Schwann cells act in the periphery, oligodendroglia in the CNS. Schwann cells wrap itself around the entire neuron, oligodendroglia wraps itself around a particular region. Better myselination is correlated with an ability to grasp.
Why is the developing brain vulnerable?
Pregnant women can’t have x-rays because they cause mutations in the developing brain. Chemical distortions i.e. glucose levels, iron level, thyroid hormone, or malnutrition, i.e. folic acid (B9) - can have a lot of neural tube defects if don’t have it. Exposure to chemicals i.e. pesticides, air pollutants. Infections in the maternal environment known as maternal immune activation (MIA).

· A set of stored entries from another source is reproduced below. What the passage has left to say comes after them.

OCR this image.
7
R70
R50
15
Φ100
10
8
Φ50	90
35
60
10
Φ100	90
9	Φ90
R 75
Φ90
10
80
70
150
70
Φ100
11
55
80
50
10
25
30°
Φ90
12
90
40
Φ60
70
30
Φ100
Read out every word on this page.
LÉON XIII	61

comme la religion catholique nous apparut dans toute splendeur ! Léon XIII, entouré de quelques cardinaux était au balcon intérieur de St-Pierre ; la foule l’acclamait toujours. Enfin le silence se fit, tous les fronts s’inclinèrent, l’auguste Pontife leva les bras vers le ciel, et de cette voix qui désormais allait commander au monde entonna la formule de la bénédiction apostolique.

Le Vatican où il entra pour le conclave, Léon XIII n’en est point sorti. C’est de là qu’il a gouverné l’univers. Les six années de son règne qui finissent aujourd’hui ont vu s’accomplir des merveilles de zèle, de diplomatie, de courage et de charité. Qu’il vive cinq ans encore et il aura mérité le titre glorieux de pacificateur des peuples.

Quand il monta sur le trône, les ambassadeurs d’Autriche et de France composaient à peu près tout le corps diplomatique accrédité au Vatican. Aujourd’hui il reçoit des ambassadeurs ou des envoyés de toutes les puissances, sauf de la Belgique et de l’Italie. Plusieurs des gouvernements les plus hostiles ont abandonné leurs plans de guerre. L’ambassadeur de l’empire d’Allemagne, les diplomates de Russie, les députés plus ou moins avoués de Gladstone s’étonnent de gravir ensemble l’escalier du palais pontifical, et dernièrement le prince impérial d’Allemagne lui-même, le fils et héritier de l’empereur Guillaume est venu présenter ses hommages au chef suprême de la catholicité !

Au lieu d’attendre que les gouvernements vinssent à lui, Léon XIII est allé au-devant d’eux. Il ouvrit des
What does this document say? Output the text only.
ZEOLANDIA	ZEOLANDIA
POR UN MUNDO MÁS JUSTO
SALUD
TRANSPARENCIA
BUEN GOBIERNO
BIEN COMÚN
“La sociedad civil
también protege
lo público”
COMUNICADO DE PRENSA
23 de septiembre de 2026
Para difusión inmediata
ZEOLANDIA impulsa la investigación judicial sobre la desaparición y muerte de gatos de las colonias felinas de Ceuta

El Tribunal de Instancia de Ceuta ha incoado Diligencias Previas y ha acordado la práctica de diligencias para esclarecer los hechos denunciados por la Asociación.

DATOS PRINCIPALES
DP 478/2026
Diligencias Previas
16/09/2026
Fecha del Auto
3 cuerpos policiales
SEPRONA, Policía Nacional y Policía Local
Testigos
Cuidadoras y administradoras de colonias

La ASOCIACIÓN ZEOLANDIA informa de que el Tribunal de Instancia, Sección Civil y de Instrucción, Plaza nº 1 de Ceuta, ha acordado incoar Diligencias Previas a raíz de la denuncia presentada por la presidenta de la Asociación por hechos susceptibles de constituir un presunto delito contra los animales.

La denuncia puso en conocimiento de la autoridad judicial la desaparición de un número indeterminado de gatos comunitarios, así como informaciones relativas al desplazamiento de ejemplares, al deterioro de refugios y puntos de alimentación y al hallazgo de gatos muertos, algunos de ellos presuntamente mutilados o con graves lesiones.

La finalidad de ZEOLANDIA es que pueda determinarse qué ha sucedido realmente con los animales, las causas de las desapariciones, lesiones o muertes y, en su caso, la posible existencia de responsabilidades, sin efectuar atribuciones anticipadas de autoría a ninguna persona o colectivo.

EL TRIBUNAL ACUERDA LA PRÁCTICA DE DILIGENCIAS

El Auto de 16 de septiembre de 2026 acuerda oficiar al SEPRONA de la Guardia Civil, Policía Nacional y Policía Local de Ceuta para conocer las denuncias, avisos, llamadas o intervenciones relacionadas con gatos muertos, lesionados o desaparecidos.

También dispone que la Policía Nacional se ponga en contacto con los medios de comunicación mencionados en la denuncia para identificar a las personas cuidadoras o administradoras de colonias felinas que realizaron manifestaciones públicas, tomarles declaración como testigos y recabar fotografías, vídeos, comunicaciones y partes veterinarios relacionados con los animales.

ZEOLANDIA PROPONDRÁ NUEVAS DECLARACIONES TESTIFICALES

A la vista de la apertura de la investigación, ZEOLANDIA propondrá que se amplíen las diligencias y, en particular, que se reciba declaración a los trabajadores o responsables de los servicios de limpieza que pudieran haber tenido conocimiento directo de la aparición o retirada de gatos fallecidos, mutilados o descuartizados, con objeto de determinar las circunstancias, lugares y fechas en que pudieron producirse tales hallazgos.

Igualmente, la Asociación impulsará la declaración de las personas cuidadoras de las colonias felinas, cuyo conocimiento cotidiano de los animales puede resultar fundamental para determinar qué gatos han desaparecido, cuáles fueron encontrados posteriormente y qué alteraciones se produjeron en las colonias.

What are critical periods?
Konrad Lorenz shows we are highly sensitive (imprinting). Where brain is most sensitive to specific experience. Absence of visual stimuli can lead to blindness, or lack of exposure to language at early age may lead to inability to use language.
What did Richard Tees say about critical periods?
Categorised these as a ‘train ride’ - if you miss it, you miss the opportunity to absorb that particular kind of knowledge. We need to be exposed to certain kind of stimuli to develop different senses properly.
What did Blakemore and Cooper (1970) find about critical periods?
Conducted study with young kittens. Focused on early visual stimuli. Kittens were maintained in the dark, except when placed in lit vertical stripped chamber. After a couple of months, did readings from visual cortex. More firing in the cortex when shown vertical lines, and did not response to horizontal lines (as they were not exposed to this).
What did the case of Genie show about critical periods?
Social and experimental deprivation and chronic malnutrition. Discovered at the age of 13. She was physically small, couldn’t walk properly, wasn’t able to speak. Initially made a lot of progress in terms of language, however she wasn’t able to use complex language. This shows the power of experience.
What did D.O. Hebb (1947) find about experience?
Rats at home vs lab environment and ability to solve mazes. Environmentally complex vs social cages vs individual cages. Rats raised in an enriched environment develop a thicker cortex, have increased dendritic branching and increased dendritic spines. These changes associated with improved ability to learn.
What are experience expectant and experience dependent opportunities?
Experience expectant is experiences that are common to all of us, and have a similar way of affecting our brain. Experience dependent are experience unique to us. Unique experiences are much more powerful in early experiences of our life (e.g. synaptic pruning).